October 2, 2020

Growing a community, one garden at a time

Plants with Neighbours for the Bees sign
One of the micro street corner gardens with “Neighbours for the Bees” sign

Back in 2008, when I was living in Surrey, BC, I stumbled upon a grassy, vacant lot and an age-old idea: a community garden where the area’s townhouse residents could grow their own veggies and compost their food scraps. It never materialized beyond a blog post, “Community solutions for food security and urban health“, and today — I did some Street View sleuthing — there’s another cookie-cutter house on the lot. So be it.

Fast forward to 2020. We’re currently 6 months into a pandemic, there are issues with food security (still), and seed sales are through the roof. We need each other more than ever, but we have to stay apart. That doesn’t mean we can’t come together on solutions.

I would’ve met them eventually, but the nightly 7pm cheer meant it was easy to catch my new neighbours (R & P) outside and introduce ourselves. R said she had noticed my place right away, with its balcony full of plants. Hers was too. And it turned out that R was also mentally cultivating the same vision as me: that more people would grow more food on their lawns and on under-utilized public spaces like boulevards. We had our eyes on the same plots.

Before: just a weedy lawn
Before: east side of the new garden

Today, we’re in progress on one of those plots, our demo to the neighbourhood for what can be. When the adjacent greenway got busy with people walking, others migrated a block over, where they find us building a garden. Many say hi. Often they ask questions (“what is this?”), give us kudos (“it’s going to be gorgeous!”) or even volunteer to help out. The other day there were several people standing around the adjacent roundabout garden, chatting. It filled me with such joy that I get goosebumps just thinking about it.

Work has begun on transforming the grass
After: east side of the new garden, in progress, Sept 2020. Here you can see lavender, blueberries and kale, among others.

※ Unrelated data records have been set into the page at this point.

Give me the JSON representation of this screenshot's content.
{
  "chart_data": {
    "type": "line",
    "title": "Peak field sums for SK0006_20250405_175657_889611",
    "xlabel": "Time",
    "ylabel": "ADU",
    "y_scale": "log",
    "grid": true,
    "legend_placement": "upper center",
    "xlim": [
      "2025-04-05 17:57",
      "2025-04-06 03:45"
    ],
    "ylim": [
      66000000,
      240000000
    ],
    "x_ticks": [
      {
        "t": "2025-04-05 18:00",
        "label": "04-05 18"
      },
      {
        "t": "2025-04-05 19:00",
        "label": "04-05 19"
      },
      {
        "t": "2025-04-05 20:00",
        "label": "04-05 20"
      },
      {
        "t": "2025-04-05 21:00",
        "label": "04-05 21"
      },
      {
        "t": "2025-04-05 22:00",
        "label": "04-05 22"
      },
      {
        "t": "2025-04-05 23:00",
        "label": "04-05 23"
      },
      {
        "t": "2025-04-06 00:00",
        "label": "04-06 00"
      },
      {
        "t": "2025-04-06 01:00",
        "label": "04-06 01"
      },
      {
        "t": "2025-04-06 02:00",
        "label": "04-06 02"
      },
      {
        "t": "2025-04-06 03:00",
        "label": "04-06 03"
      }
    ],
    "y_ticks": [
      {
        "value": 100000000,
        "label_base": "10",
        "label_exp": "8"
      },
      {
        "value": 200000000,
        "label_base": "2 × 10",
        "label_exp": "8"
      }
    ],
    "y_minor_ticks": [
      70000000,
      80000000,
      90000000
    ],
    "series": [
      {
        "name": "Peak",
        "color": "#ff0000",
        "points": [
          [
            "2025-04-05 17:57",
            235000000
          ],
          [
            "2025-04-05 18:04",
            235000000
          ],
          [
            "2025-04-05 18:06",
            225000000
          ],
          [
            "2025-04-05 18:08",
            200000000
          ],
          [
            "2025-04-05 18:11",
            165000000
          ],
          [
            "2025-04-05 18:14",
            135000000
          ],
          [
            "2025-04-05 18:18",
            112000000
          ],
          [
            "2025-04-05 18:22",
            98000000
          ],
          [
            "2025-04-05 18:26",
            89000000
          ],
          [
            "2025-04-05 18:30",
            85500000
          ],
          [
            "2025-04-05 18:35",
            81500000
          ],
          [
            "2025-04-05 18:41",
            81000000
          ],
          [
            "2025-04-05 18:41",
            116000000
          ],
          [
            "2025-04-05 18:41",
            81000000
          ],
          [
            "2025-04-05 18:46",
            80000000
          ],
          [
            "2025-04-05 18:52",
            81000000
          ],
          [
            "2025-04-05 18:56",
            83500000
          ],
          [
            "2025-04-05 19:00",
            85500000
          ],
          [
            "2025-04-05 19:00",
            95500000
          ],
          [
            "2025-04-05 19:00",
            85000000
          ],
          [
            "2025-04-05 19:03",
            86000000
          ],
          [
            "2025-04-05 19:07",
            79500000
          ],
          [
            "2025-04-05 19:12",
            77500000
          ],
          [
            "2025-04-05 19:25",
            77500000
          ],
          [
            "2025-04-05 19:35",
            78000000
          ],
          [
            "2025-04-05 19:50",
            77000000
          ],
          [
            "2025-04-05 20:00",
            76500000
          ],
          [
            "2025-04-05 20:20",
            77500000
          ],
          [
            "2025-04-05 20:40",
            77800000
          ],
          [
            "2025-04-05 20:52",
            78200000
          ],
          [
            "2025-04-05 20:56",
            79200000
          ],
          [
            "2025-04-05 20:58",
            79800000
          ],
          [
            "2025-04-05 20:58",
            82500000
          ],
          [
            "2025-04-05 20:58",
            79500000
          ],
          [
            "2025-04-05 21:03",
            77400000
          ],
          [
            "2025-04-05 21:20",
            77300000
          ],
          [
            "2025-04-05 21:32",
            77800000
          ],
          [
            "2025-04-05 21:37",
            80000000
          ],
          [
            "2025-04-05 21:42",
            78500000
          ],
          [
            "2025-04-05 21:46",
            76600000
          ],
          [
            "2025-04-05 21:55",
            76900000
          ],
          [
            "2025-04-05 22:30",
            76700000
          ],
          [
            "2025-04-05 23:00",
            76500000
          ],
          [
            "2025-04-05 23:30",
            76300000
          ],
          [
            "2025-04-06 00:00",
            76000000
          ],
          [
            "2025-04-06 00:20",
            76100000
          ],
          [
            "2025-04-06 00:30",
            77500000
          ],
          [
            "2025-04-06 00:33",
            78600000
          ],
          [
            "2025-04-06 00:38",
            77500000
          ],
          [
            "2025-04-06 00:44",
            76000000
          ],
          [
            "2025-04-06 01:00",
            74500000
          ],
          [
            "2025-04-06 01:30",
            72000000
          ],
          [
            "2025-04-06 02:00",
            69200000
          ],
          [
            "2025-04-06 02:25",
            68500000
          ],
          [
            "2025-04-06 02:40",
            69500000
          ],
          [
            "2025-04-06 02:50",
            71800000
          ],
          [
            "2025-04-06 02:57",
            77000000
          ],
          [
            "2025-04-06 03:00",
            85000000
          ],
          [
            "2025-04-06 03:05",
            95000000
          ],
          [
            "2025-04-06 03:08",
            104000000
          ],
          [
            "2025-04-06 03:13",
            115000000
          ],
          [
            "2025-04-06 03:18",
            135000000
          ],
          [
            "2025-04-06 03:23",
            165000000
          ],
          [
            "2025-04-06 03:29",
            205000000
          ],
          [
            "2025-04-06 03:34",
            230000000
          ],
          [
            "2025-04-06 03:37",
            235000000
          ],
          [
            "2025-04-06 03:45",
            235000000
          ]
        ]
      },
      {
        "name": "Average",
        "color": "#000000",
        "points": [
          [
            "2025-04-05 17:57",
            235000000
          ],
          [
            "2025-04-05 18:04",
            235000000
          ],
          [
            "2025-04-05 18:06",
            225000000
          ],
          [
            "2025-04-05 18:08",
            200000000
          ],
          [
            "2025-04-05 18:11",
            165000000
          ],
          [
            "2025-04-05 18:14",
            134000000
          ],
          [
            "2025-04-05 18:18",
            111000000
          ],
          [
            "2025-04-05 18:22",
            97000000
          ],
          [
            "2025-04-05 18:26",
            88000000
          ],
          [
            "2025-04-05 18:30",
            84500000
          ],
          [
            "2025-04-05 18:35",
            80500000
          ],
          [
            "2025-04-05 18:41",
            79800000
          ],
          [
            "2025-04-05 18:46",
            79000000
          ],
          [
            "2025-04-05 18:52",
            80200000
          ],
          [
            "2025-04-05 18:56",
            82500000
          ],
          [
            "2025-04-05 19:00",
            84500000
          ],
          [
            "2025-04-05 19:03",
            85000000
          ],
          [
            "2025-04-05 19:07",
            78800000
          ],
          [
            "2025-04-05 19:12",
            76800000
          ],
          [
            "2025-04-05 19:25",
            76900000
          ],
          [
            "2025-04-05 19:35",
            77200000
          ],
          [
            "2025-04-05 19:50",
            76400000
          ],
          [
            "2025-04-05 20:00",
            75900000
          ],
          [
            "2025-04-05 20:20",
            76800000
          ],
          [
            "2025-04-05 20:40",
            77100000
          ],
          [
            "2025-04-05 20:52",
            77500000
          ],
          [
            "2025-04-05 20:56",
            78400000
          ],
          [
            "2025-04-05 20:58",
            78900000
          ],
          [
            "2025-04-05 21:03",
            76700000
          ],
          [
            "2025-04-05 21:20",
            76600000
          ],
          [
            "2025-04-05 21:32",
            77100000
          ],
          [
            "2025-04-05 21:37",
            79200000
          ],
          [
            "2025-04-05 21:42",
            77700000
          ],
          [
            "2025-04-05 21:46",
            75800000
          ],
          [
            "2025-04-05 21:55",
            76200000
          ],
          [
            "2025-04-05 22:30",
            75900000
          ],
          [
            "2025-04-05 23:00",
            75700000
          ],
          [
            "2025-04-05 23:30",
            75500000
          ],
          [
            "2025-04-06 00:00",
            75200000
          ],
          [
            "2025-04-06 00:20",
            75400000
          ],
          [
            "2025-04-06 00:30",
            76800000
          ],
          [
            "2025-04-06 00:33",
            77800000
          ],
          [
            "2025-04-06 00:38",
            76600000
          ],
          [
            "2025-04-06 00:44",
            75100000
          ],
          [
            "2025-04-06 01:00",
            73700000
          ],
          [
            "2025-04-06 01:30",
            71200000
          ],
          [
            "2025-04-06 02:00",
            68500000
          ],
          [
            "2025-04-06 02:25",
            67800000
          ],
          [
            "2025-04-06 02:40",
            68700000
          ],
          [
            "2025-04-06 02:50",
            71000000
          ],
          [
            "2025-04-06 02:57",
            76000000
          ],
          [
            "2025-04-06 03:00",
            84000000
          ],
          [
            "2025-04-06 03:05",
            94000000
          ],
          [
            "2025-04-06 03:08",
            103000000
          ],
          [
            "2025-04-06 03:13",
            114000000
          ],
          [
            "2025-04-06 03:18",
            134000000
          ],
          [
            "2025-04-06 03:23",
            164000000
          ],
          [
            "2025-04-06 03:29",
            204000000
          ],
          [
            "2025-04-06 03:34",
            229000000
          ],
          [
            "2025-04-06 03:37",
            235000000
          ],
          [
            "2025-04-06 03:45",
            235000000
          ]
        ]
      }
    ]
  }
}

We’re calling our project Roundabout Urban Gardens. Cultivating connections. And that’s exactly what it does. We’re growing food for people, and flowers for bees, sequestering carbon, beautifying public space, enhancing biodiversity and slowing people down. But above all, neighbours are meeting neighbours and building connections. In this already disconnected city where meeting each other is now more difficult, we’re creating a space where people can meet spontaneously, put their spare time into something rewarding (if they want to), and make new friends.

We’re not the first to try this. But we hope it’ll inspire others to shift any accessible unproductive land they have — be it the city boulevard, a front yard or the edge of an alley — to a regenerative, community-building space for the bees and for each other.